August 30, 2015: Masindi, Uganda — Livingstone and I headed northwest from Entebbe and spent the day in scrubby forest patches along the highway to Masindi. We had just a few targets to look for, and birding took a deliberate pace. Lunch was packed sandwiches in a shady spot. In mid-afternoon a thunderstorm overtook us and we sat through slashing hail for half an hour before the sun reemerged—the first real precipitation I’ve seen in many weeks.

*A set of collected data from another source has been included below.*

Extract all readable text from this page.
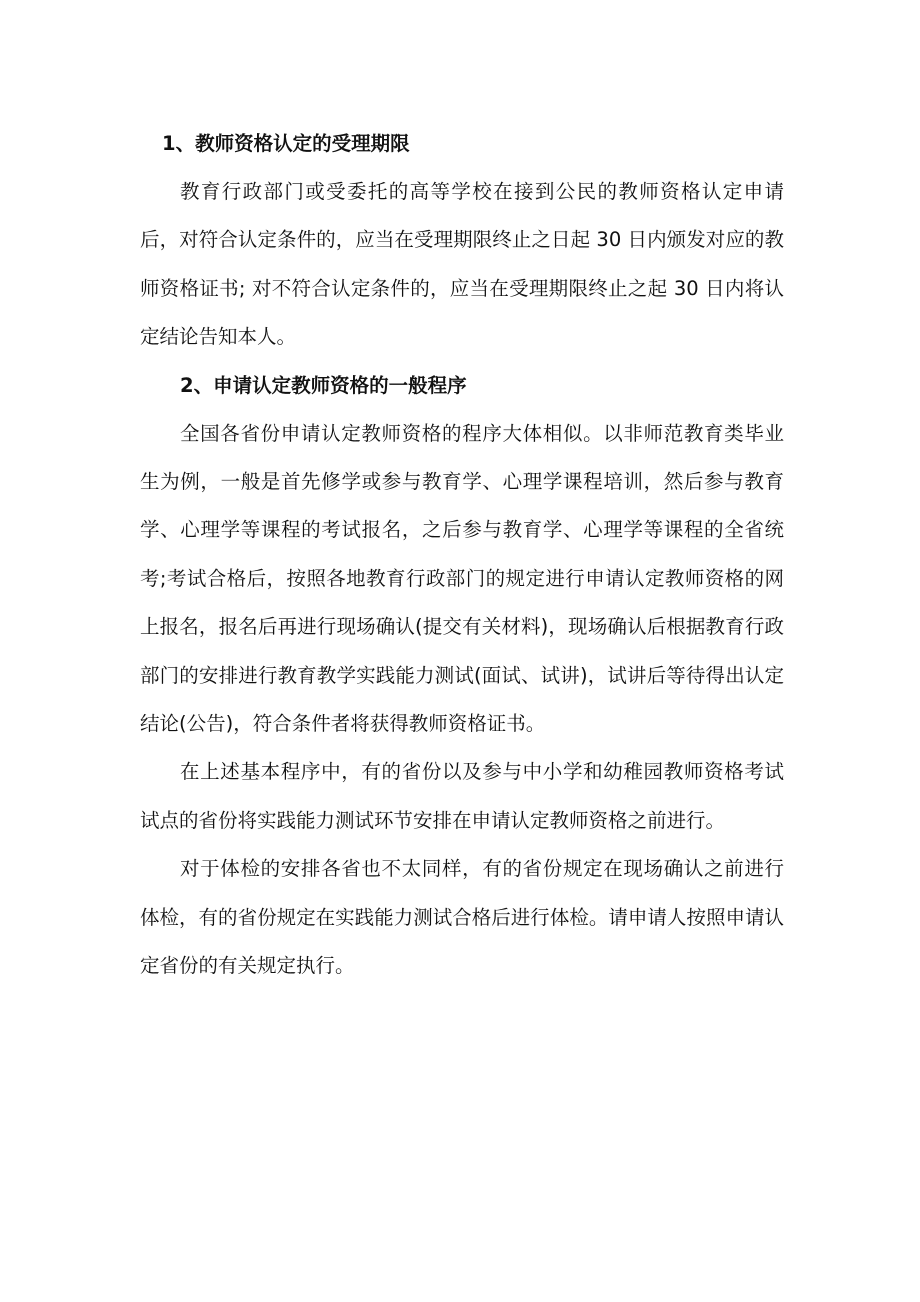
1、教师资格认定的受理期限

教育行政部门或受委托的高等学校在接到公民的教师资格认定申请后，对符合认定条件的，应当在受理期限终止之日起 30 日内颁发对应的教师资格证书; 对不符合认定条件的，应当在受理期限终止之起 30 日内将认定结论告知本人。

2、申请认定教师资格的一般程序

全国各省份申请认定教师资格的程序大体相似。以非师范教育类毕业生为例，一般是首先修学或参与教育学、心理学课程培训，然后参与教育学、心理学等课程的考试报名，之后参与教育学、心理学等课程的全省统考;考试合格后，按照各地教育行政部门的规定进行申请认定教师资格的网上报名，报名后再进行现场确认(提交有关材料)，现场确认后根据教育行政部门的安排进行教育教学实践能力测试(面试、试讲)，试讲后等待得出认定结论(公告)，符合条件者将获得教师资格证书。

在上述基本程序中，有的省份以及参与中小学和幼稚园教师资格考试试点的省份将实践能力测试环节安排在申请认定教师资格之前进行。

对于体检的安排各省也不太同样，有的省份规定在现场确认之前进行体检，有的省份规定在实践能力测试合格后进行体检。请申请人按照申请认定省份的有关规定执行。
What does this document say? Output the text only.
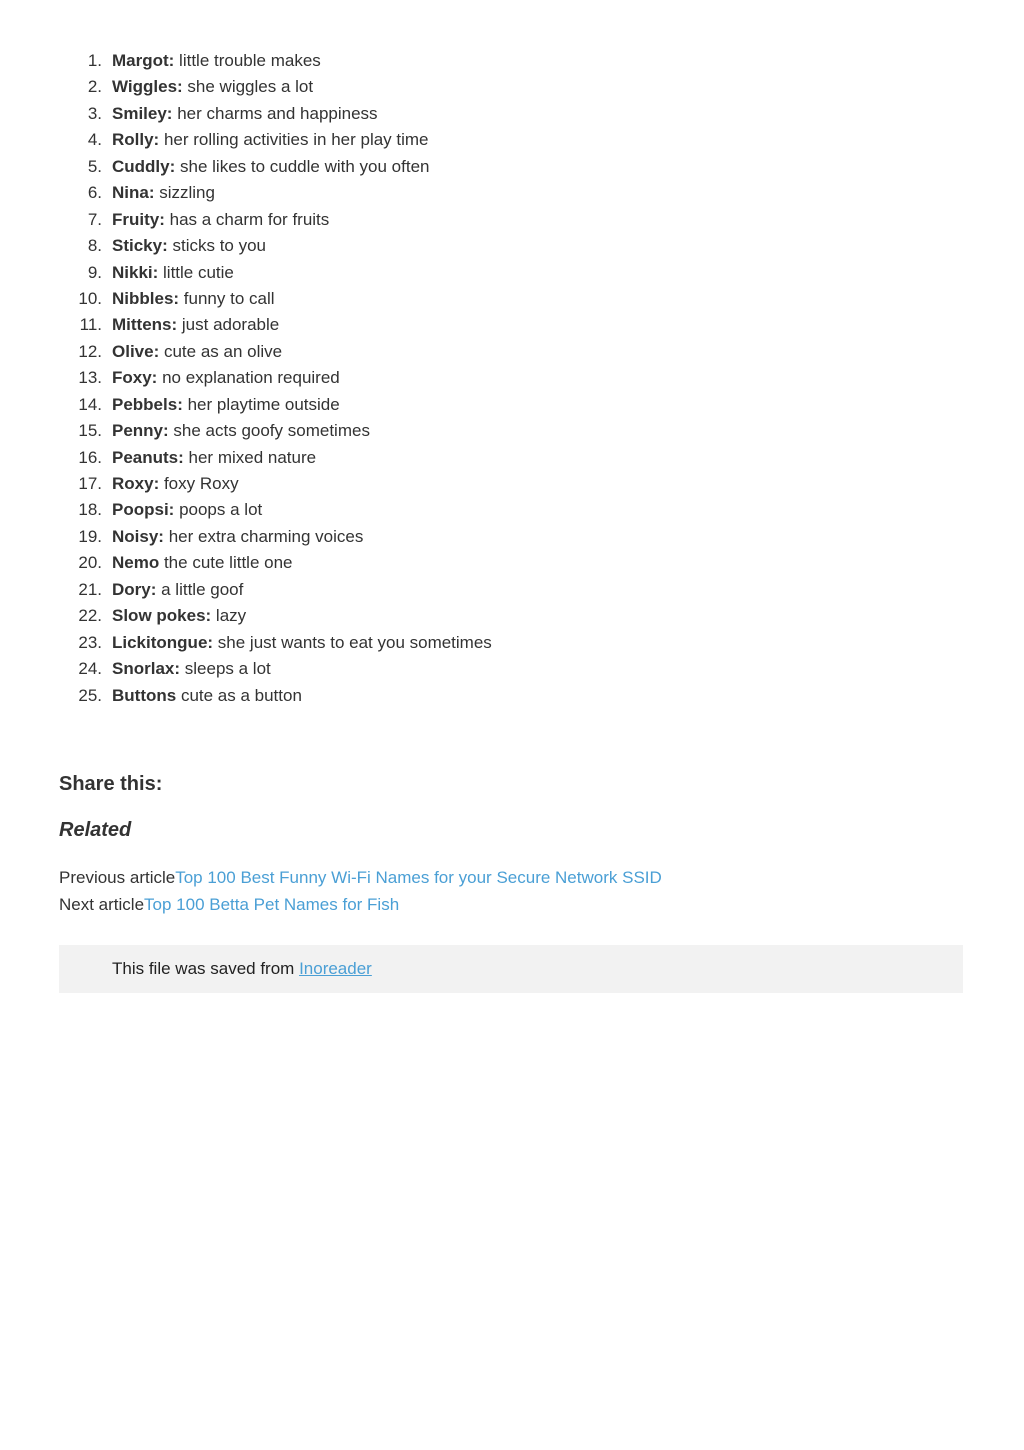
1. Margot: little trouble makes
2. Wiggles: she wiggles a lot
3. Smiley: her charms and happiness
4. Rolly: her rolling activities in her play time
5. Cuddly: she likes to cuddle with you often
6. Nina: sizzling
7. Fruity: has a charm for fruits
8. Sticky: sticks to you
9. Nikki: little cutie
10. Nibbles: funny to call
11. Mittens: just adorable
12. Olive: cute as an olive
13. Foxy: no explanation required
14. Pebbels: her playtime outside
15. Penny: she acts goofy sometimes
16. Peanuts: her mixed nature
17. Roxy: foxy Roxy
18. Poopsi: poops a lot
19. Noisy: her extra charming voices
20. Nemo the cute little one
21. Dory: a little goof
22. Slow pokes: lazy
23. Lickitongue: she just wants to eat you sometimes
24. Snorlax: sleeps a lot
25. Buttons cute as a button
Share this:
Related
Previous articleTop 100 Best Funny Wi-Fi Names for your Secure Network SSID
Next articleTop 100 Betta Pet Names for Fish
This file was saved from Inoreader
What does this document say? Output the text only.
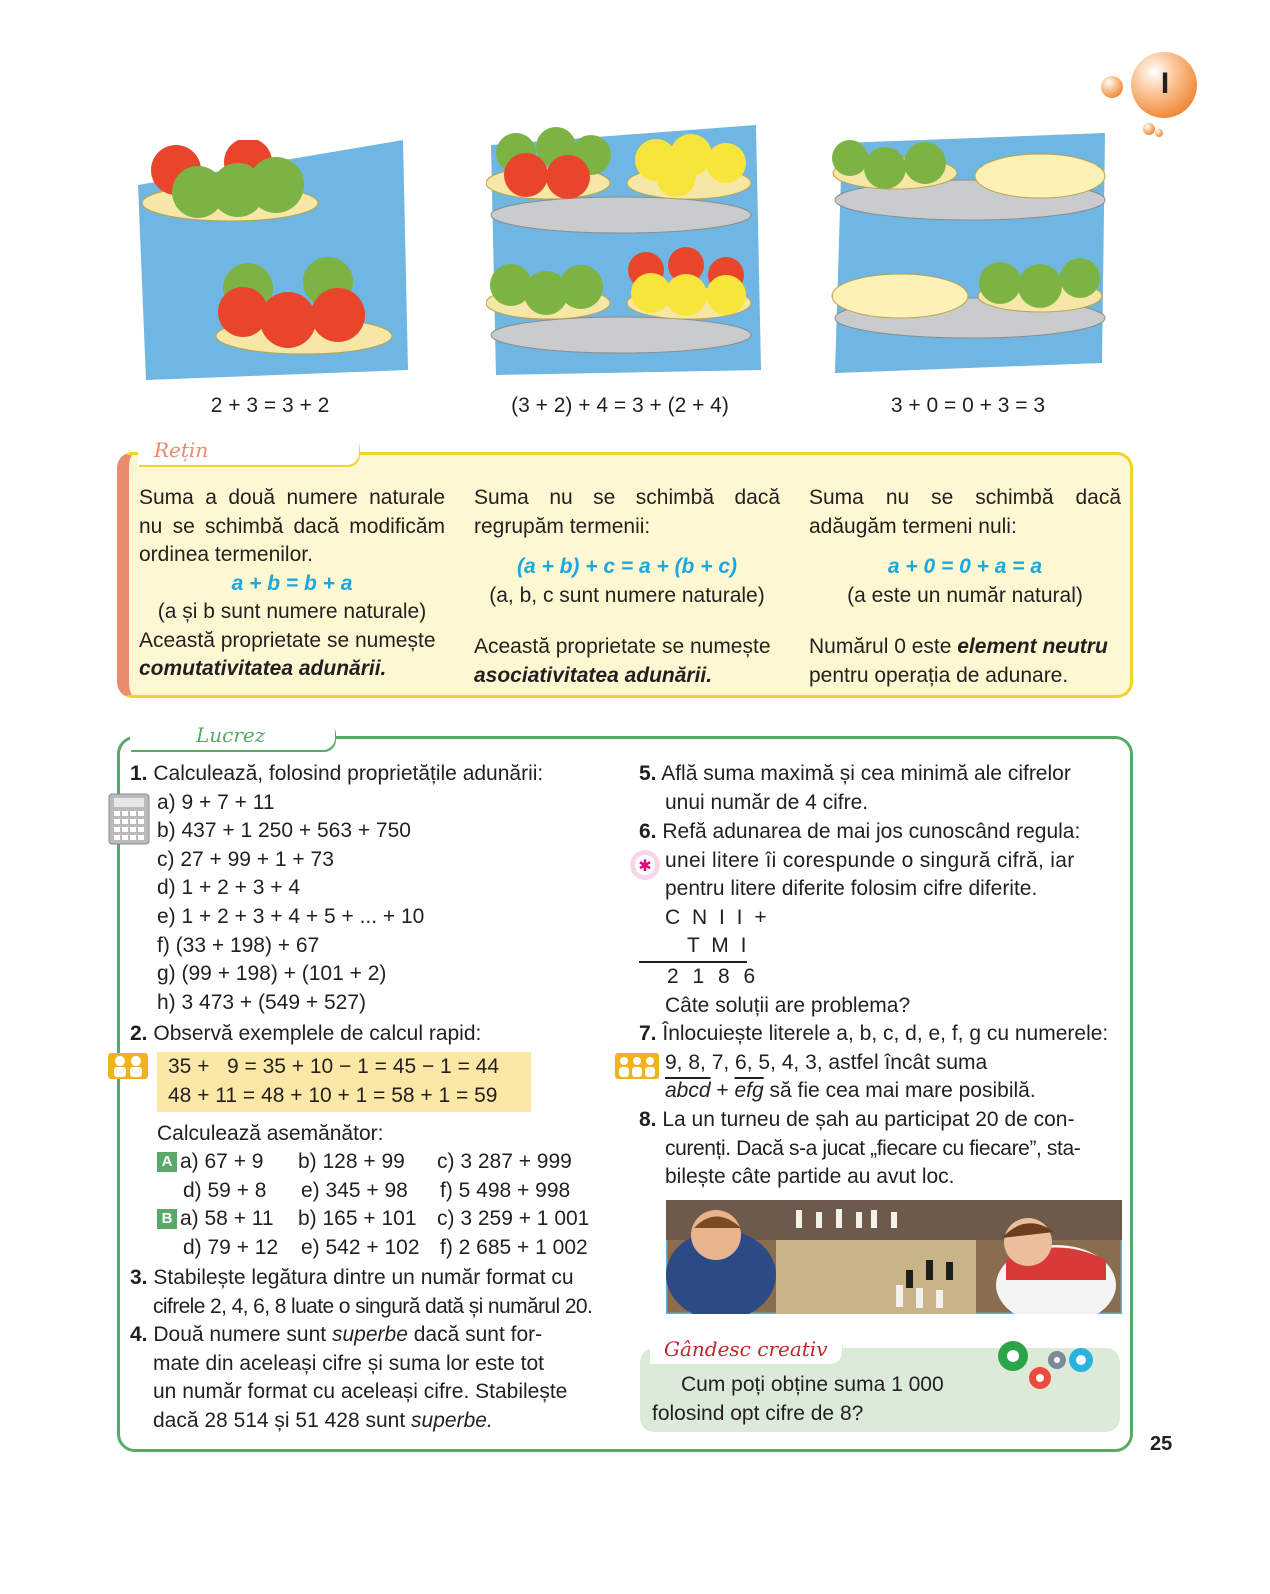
I
2 + 3 = 3 + 2	(3 + 2) + 4 = 3 + (2 + 4)	3 + 0 = 0 + 3 = 3
Rețin
Suma a două numere naturale nu se schimbă dacă modificăm ordinea termenilor.
a + b = b + a
(a și b sunt numere naturale)
Această proprietate se numește
comutativitatea adunării.
Suma nu se schimbă dacă regrupăm termenii:
(a + b) + c = a + (b + c)
(a, b, c sunt numere naturale)
Această proprietate se numește
asociativitatea adunării.
Suma nu se schimbă dacă adăugăm termeni nuli:
a + 0 = 0 + a = a
(a este un număr natural)
Numărul 0 este element neutru
pentru operația de adunare.
Lucrez
1. Calculează, folosind proprietățile adunării:
a) 9 + 7 + 11
b) 437 + 1 250 + 563 + 750
c) 27 + 99 + 1 + 73
d) 1 + 2 + 3 + 4
e) 1 + 2 + 3 + 4 + 5 + ... + 10
f) (33 + 198) + 67
g) (99 + 198) + (101 + 2)
h) 3 473 + (549 + 527)
2. Observă exemplele de calcul rapid:
35 +   9 = 35 + 10 − 1 = 45 − 1 = 44
48 + 11 = 48 + 10 + 1 = 58 + 1 = 59
Calculează asemănător:
A a) 67 + 9	b) 128 + 99	c) 3 287 + 999
d) 59 + 8	e) 345 + 98	f) 5 498 + 998
B a) 58 + 11	b) 165 + 101 c) 3 259 + 1 001
d) 79 + 12	e) 542 + 102 f) 2 685 + 1 002
3. Stabilește legătura dintre un număr format cu
cifrele 2, 4, 6, 8 luate o singură dată și numărul 20.
4. Două numere sunt superbe dacă sunt for-
mate din aceleași cifre și suma lor este tot
un număr format cu aceleași cifre. Stabilește
dacă 28 514 și 51 428 sunt superbe.
5. Află suma maximă și cea minimă ale cifrelor
unui număr de 4 cifre.
6. Refă adunarea de mai jos cunoscând regula:
unei litere îi corespunde o singură cifră, iar
pentru litere diferite folosim cifre diferite.
C N I I +
T M I
2 1 8 6
Câte soluții are problema?
✱
7. Înlocuiește literele a, b, c, d, e, f, g cu numerele:
9, 8, 7, 6, 5, 4, 3, astfel încât suma
abcd + $\overline{efg}$ să fie cea mai mare posibilă.
8. La un turneu de șah au participat 20 de con-
curenți. Dacă s-a jucat „fiecare cu fiecare”, sta-
bilește câte partide au avut loc.
Gândesc creativ
Cum poți obține suma 1 000
folosind opt cifre de 8?
25
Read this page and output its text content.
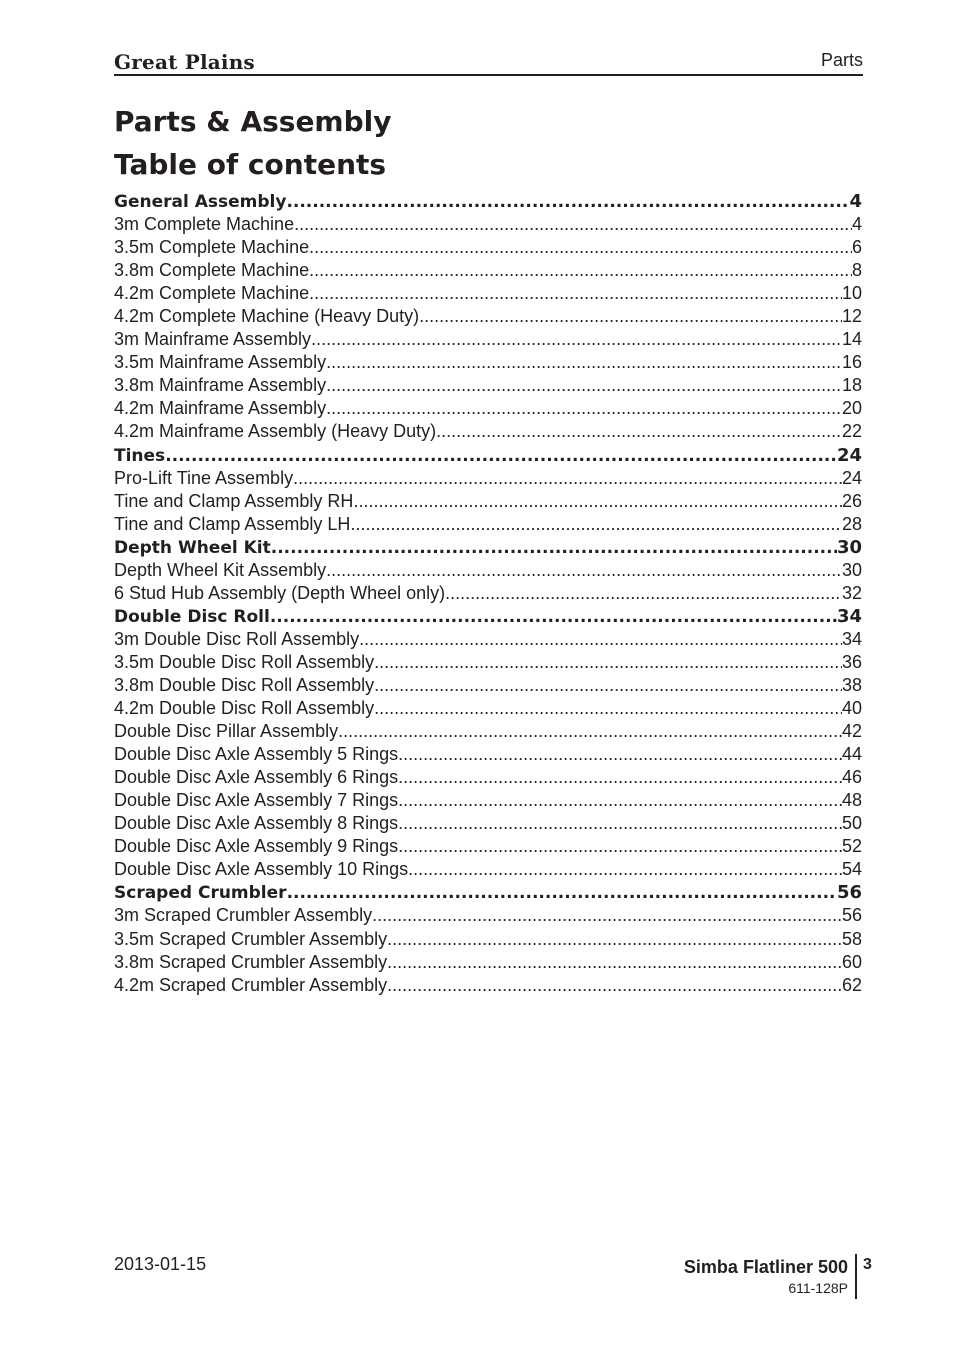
Great Plains	Parts
Parts & Assembly
Table of contents
General Assembly .....	4
3m Complete Machine .....	4
3.5m Complete Machine .....	6
3.8m Complete Machine .....	8
4.2m Complete Machine .....	10
4.2m Complete Machine (Heavy Duty) .....	12
3m Mainframe Assembly .....	14
3.5m Mainframe Assembly .....	16
3.8m Mainframe Assembly .....	18
4.2m Mainframe Assembly .....	20
4.2m Mainframe Assembly (Heavy Duty) .....	22
Tines .....	24
Pro-Lift Tine Assembly .....	24
Tine and Clamp Assembly RH .....	26
Tine and Clamp Assembly LH .....	28
Depth Wheel Kit .....	30
Depth Wheel Kit Assembly .....	30
6 Stud Hub Assembly (Depth Wheel only) .....	32
Double Disc Roll .....	34
3m Double Disc Roll Assembly .....	34
3.5m Double Disc Roll Assembly .....	36
3.8m Double Disc Roll Assembly .....	38
4.2m Double Disc Roll Assembly .....	40
Double Disc Pillar Assembly .....	42
Double Disc Axle Assembly 5 Rings .....	44
Double Disc Axle Assembly 6 Rings .....	46
Double Disc Axle Assembly 7 Rings .....	48
Double Disc Axle Assembly 8 Rings .....	50
Double Disc Axle Assembly 9 Rings .....	52
Double Disc Axle Assembly 10 Rings .....	54
Scraped Crumbler .....	56
3m Scraped Crumbler Assembly .....	56
3.5m Scraped Crumbler Assembly .....	58
3.8m Scraped Crumbler Assembly .....	60
4.2m Scraped Crumbler Assembly .....	62
2013-01-15	Simba Flatliner 500
611-128P
3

One of my hoped-for birds in Uganda is a bird called the Papyrus Gonolek, which lives only in papyrus swamps. Elsewhere in Africa, I haven’t seen much papyrus, but it’s all over in this area: Long-stemmed plants with a spherical, pom-pom-like spray of leaves, growing thickly together in flat, wet spots. One swamp we passed had burned, and Livingstone explained that papyrus was one of mankind’s original fire-starting materials. Others had been cleared, evidently harvested for some more modern use. We stopped at every intact swamp and listened for the gonolek, but they stayed quiet today. A close-up Ross’ Turaco was good consolation.
Just like that, August is nearly finished! Eight months down, four to go: This year is two-thirds done. The passage of time sure gets weirder when it’s measured in birds instead of weekdays. At that, I think I’ll hit the hay. Good night from Masindi.